Jamal Olasewere

Personal information
- Born: September 16, 1991 (age 34) Silver Spring, Maryland, U.S.
- Nationality: American / Nigerian
- Listed height: 6 ft 7 in (2.01 m)
- Listed weight: 225 lb (102 kg)

Career information
- High school: Springbrook (Silver Spring, Maryland)
- College: LIU Brooklyn (2009–2013)
- NBA draft: 2013: undrafted
- Playing career: 2014–2021
- Position: Small forward / power forward

Career history
- 2014–2015: Wolves Verviers-Pepinster
- 2015–2016: Virtus Roma
- 2016–2017: Hapoel Ramat Gan
- 2017: Orzi Basket
- 2017–2018: NPC Rieti
- 2017–2018: Blu Basket
- 2019–2020: Grindavík
- 2020–2021: Eurobasket Roma

Career highlights
- AP Honorable mention All-American (2013); NEC Player of the Year (2013); 2× First-team All-NEC (2012, 2013); NEC tournament MVP (2011);

= Jamal Olasewere =

Nigerian-American professional basketball player

Jamal Olasewere (born September 16, 1991) is a Nigerian-American former professional basketball player. He completed his college career at Long Island University, where he was an All-American and Conference Player of the Year.

==College career==
Olasewere, a 6'7" forward from Silver Spring, Maryland attended Springbrook High School and chose Long Island for college. There, he was a four-year starter and led the Blackbirds to three consecutive NCAA tournament bids from 2011 to 2013. As a senior, Olasewere averaged 18.9 points and 8.6 rebounds per game and was named Northeast Conference player of the year and an honorable mention All-American by the Associated Press. For his career, Olasewere scored a school-record 1,871 points and collected 964 rebounds.

==Professional career==
In August 2013, Olasewere signed a one-year deal with the Italian League club Vanoli Cremona.
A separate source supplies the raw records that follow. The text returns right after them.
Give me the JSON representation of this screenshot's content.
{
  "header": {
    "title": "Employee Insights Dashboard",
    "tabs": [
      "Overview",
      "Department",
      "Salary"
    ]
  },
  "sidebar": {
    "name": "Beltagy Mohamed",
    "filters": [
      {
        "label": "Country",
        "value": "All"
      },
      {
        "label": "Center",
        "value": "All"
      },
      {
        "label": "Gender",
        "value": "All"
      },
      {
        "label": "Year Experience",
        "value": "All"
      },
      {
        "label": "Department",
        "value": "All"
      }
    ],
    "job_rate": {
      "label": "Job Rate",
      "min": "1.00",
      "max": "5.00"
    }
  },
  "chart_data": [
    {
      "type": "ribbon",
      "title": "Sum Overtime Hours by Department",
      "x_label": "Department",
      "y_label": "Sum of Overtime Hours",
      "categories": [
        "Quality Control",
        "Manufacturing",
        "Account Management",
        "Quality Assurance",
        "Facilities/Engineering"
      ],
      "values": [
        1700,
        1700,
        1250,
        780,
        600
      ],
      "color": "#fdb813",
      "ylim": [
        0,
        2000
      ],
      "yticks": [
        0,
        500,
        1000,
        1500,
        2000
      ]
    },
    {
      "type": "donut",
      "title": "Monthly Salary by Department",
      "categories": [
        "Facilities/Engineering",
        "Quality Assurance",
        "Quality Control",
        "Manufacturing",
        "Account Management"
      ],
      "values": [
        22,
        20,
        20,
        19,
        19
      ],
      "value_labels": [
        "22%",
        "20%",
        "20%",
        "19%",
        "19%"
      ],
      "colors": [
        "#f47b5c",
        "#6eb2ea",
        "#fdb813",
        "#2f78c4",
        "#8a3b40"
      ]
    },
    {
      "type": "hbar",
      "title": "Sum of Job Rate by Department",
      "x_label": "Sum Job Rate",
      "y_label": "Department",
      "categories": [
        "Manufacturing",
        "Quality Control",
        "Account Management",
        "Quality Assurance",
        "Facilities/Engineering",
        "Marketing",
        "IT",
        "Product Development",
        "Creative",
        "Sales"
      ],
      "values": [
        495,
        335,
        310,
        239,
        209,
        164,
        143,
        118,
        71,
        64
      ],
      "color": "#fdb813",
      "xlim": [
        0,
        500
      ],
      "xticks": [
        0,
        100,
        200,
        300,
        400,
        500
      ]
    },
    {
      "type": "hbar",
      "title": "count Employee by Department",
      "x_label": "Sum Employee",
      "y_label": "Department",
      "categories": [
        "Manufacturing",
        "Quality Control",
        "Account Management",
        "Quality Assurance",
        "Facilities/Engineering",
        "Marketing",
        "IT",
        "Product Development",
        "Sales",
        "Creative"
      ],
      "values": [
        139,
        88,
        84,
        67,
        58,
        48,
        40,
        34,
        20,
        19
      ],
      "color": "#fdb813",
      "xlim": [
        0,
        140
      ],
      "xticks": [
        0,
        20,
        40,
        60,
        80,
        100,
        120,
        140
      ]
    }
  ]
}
In August 2019, he signed with Úrvalsdeild karla club Grindavík. On January 9, 2020, the team released him from his contract due to injuries. In 10 games, he averaged 18 points and 7 rebounds per game.

On July 5, 2020, he has signed with Eurobasket Roma of the Italian Serie A2. Olasewere averaged 15.8 points, 6.4 rebounds, and 1.5 assists per game. On August 17, 2021, he signed with Pistoia Basket 2000, but never played a game for the team.

==Nigerian national team==
Olasewere has also been a member of the senior men's Nigerian national basketball team. He played at the 2015 FIBA Africa Championship where they won the championship.